わざわざ呼び出した上でアルテの力を、と言ったのだから、彼女には伝わる。
彼女が持つ精霊の加護という、強力かつ稀有な能力を貸してほしいということだ。
彼女には、この世界のあらゆる場所に存在する精霊たちが自発的に協力してくれる。周りの生物の強い感情を感じ取って彼女に教えてくれるのだ。
また、彼女の意向を汲んで生物の気分を変えるような雰囲気を作り出してしまう。その効果は微弱ではあるが故に他者に気取られにくく、それでいて確実に集団の振る舞いを変化させる。
アルテは普段から精霊たちにこのような力を使わないように頼んで止めているのだが、問題の奴らがなんらかの害意を持っているならそれを把握するにも心強く、トラブルが起きた際に観衆の混乱を防げるならこれほど頼もしいものはない。
「ギルがそう言うなら仕方ないですね。わかりましたよ。」
返事に顔を上げるとアルテは顎をツンと上げ半眼にした藍色の目で見下ろしていたが、すぐに、どこか楽しげな動きで俺に背を向けた。

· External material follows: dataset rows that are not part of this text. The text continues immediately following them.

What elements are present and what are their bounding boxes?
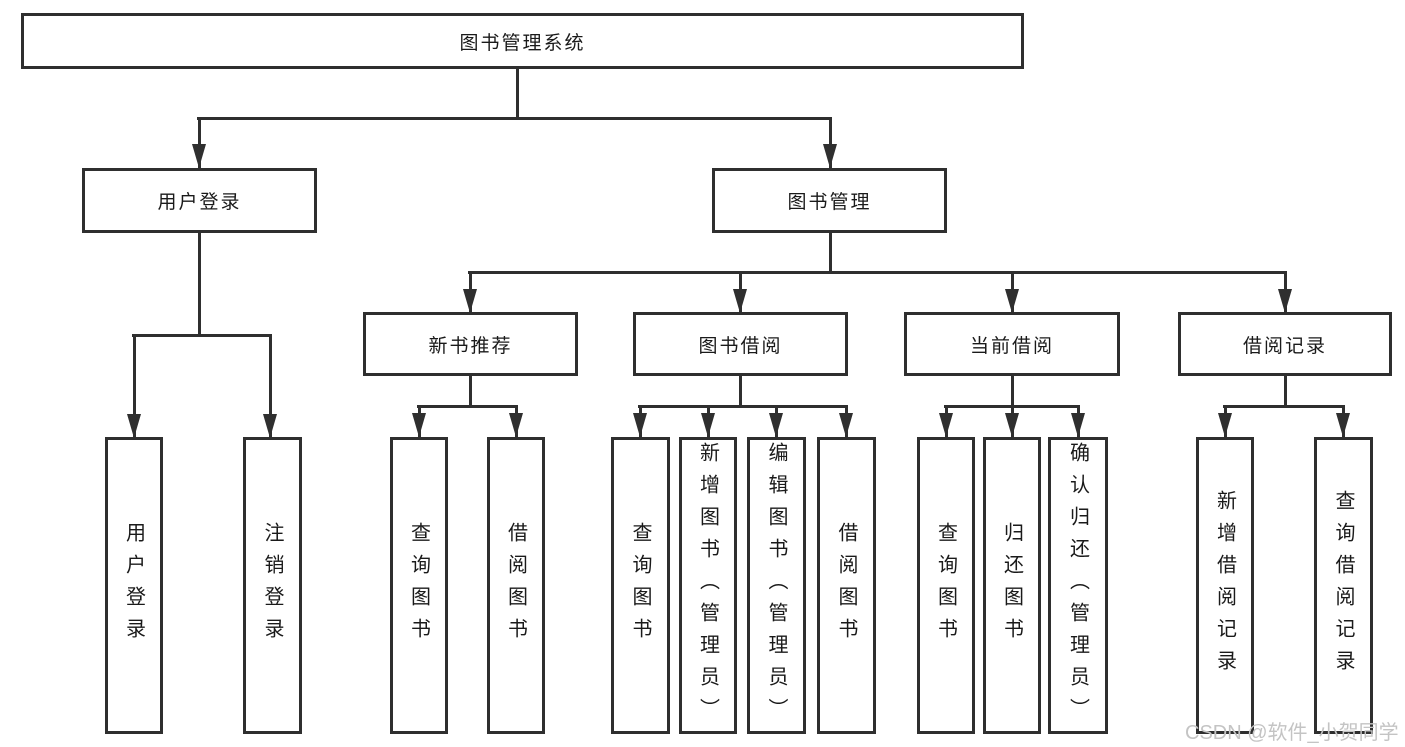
arrowhead-borrow-books-borrowing xyxy=(839,413,853,437)
leaf-query-borrow-record-label: 查询借阅记录 xyxy=(1332,489,1354,682)
node-root-label: 图书管理系统 xyxy=(459,32,586,54)
node-current-borrowing-label: 当前借阅 xyxy=(969,335,1054,357)
leaf-logout: 注销登录 xyxy=(243,437,302,734)
leaf-return-books-label: 归还图书 xyxy=(1000,521,1023,650)
node-book-management: 图书管理 xyxy=(712,168,947,233)
leaf-user-login-label: 用户登录 xyxy=(122,521,145,650)
connector-user-login-rail xyxy=(132,334,272,337)
connector-new-book-recommend-rail xyxy=(417,405,518,408)
connector-level2-rail xyxy=(197,117,831,120)
leaf-query-borrow-record: 查询借阅记录 xyxy=(1314,437,1373,734)
leaf-add-books-admin-label: 新增图书（管理员） xyxy=(696,441,719,730)
arrowhead-confirm-return-admin xyxy=(1071,413,1085,437)
leaf-add-books-admin: 新增图书（管理员） xyxy=(679,437,737,734)
connector-user-login-stem xyxy=(198,232,201,336)
arrowhead-book-borrowing xyxy=(733,289,747,313)
node-book-borrowing-label: 图书借阅 xyxy=(698,335,783,357)
arrowhead-user-login xyxy=(192,144,206,168)
leaf-borrow-books-borrowing: 借阅图书 xyxy=(817,437,876,734)
arrowhead-add-books-admin xyxy=(701,413,715,437)
leaf-query-books-borrowing-label: 查询图书 xyxy=(629,521,651,650)
leaf-borrow-books-recommend-label: 借阅图书 xyxy=(504,521,527,650)
leaf-confirm-return-admin: 确认归还（管理员） xyxy=(1048,437,1108,734)
node-book-management-label: 图书管理 xyxy=(787,192,872,213)
arrowhead-add-borrow-record xyxy=(1218,413,1232,437)
node-new-book-recommend-label: 新书推荐 xyxy=(428,335,513,357)
arrowhead-current-borrowing xyxy=(1005,289,1019,313)
leaf-return-books: 归还图书 xyxy=(983,437,1041,734)
connector-new-book-recommend-stem xyxy=(469,376,472,407)
leaf-query-books-current: 查询图书 xyxy=(917,437,975,734)
connector-book-management-stem xyxy=(829,233,832,272)
connector-drop-leaf-user-login xyxy=(133,334,136,438)
connector-level3-rail xyxy=(468,271,1286,274)
connector-borrowing-records-rail xyxy=(1223,405,1345,408)
node-borrowing-records: 借阅记录 xyxy=(1178,312,1392,376)
arrowhead-borrow-books-recommend xyxy=(509,413,523,437)
leaf-add-borrow-record-label: 新增借阅记录 xyxy=(1213,489,1236,682)
arrowhead-query-books-borrowing xyxy=(633,413,647,437)
leaf-edit-books-admin: 编辑图书（管理员） xyxy=(747,437,806,734)
connector-current-borrowing-stem xyxy=(1011,376,1014,407)
node-borrowing-records-label: 借阅记录 xyxy=(1242,335,1327,357)
connector-borrowing-records-stem xyxy=(1284,376,1287,407)
node-book-borrowing: 图书借阅 xyxy=(633,312,848,376)
arrowhead-return-books xyxy=(1005,413,1019,437)
connector-book-borrowing-rail xyxy=(638,405,848,408)
leaf-confirm-return-admin-label: 确认归还（管理员） xyxy=(1066,441,1089,730)
connector-book-borrowing-stem xyxy=(739,376,742,407)
arrowhead-book-management xyxy=(823,144,837,168)
node-new-book-recommend: 新书推荐 xyxy=(363,312,578,376)
arrowhead-query-books-recommend xyxy=(412,413,426,437)
leaf-edit-books-admin-label: 编辑图书（管理员） xyxy=(765,441,787,730)
connector-root-stem xyxy=(516,68,519,118)
node-user-login-label: 用户登录 xyxy=(157,192,242,213)
leaf-user-login: 用户登录 xyxy=(105,437,163,734)
arrowhead-query-borrow-record xyxy=(1336,413,1350,437)
arrowhead-borrowing-records xyxy=(1278,289,1292,313)
csdn-watermark: CSDN @软件_小贺同学 xyxy=(1185,722,1399,744)
arrowhead-leaf-logout xyxy=(263,414,277,438)
connector-drop-user-login xyxy=(198,117,201,168)
leaf-borrow-books-borrowing-label: 借阅图书 xyxy=(835,521,857,650)
arrowhead-query-books-current xyxy=(939,413,953,437)
arrowhead-new-book-recommend xyxy=(463,289,477,313)
leaf-query-books-recommend: 查询图书 xyxy=(390,437,448,734)
connector-drop-leaf-logout xyxy=(269,334,272,438)
arrowhead-leaf-user-login xyxy=(127,414,141,438)
leaf-logout-label: 注销登录 xyxy=(261,521,283,650)
connector-drop-book-management xyxy=(829,117,832,168)
node-user-login: 用户登录 xyxy=(82,168,317,233)
leaf-add-borrow-record: 新增借阅记录 xyxy=(1196,437,1254,734)
leaf-borrow-books-recommend: 借阅图书 xyxy=(487,437,545,734)
node-root: 图书管理系统 xyxy=(21,13,1024,69)
node-current-borrowing: 当前借阅 xyxy=(904,312,1120,376)
leaf-query-books-current-label: 查询图书 xyxy=(934,521,957,650)
leaf-query-books-recommend-label: 查询图书 xyxy=(407,521,430,650)
leaf-query-books-borrowing: 查询图书 xyxy=(611,437,670,734)
arrowhead-edit-books-admin xyxy=(769,413,783,437)
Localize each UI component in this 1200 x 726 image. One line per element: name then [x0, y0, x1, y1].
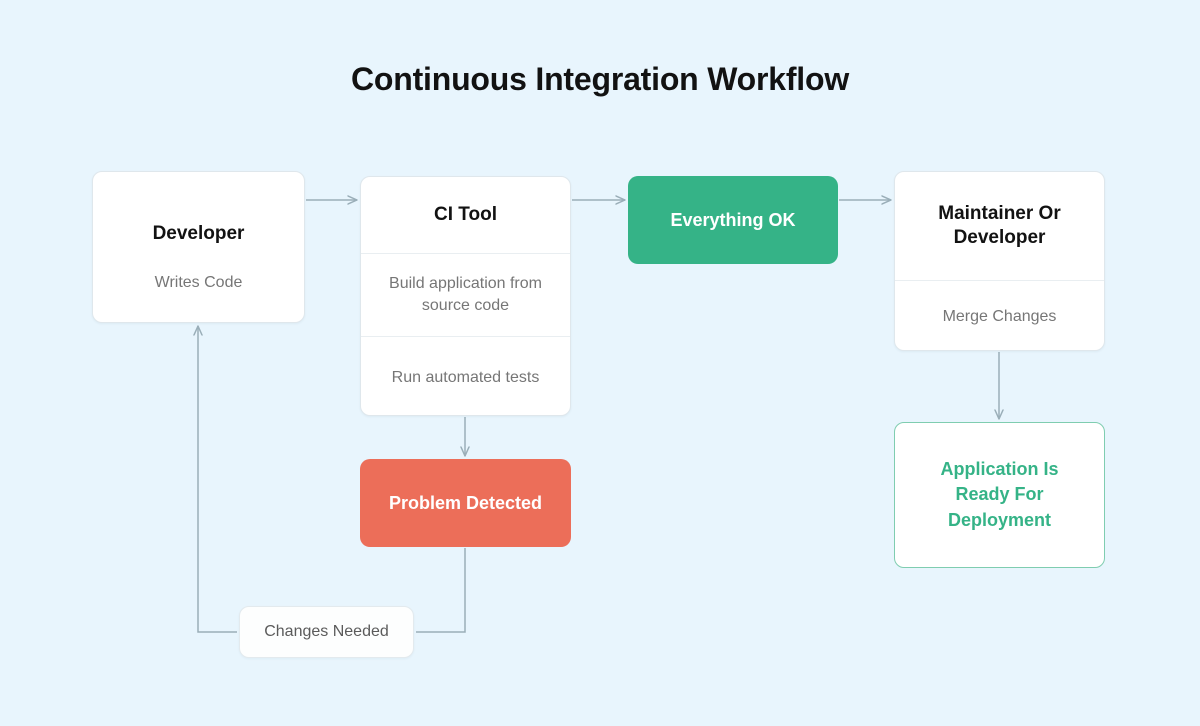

「ありがとう。それから、せっかくカーチスを祝ってくれたのに、こんなことになってしまってすまない。貸しにしておいてくれ。」
「ギルが悪いわけでないから、良いですよ。それじゃあ、久しぶりに『みんな』の力を貸してもらいますよ。」
振り向いたアルテは微笑みながらくるりと広場の方を向き、まるで歌うようなリズムで、俺にはわからない言葉を紡ぐ。それから俺に向き直って、小首を傾げた。
「お願いしましたよ。作戦立てておきますか?」
「あぁ。みんなにも注意はしてもらおう。万が一の場合には動いてもらう必要があるからな。」
「それなら、お披露目はもうすぐなんですから、急ぎますよ。」
そうして俺は学生チームに戻って話をしようとしたが人の目があるので全員に一度に教えることができず、ミックとニールに話をしたところで聖堂の扉が開かれた。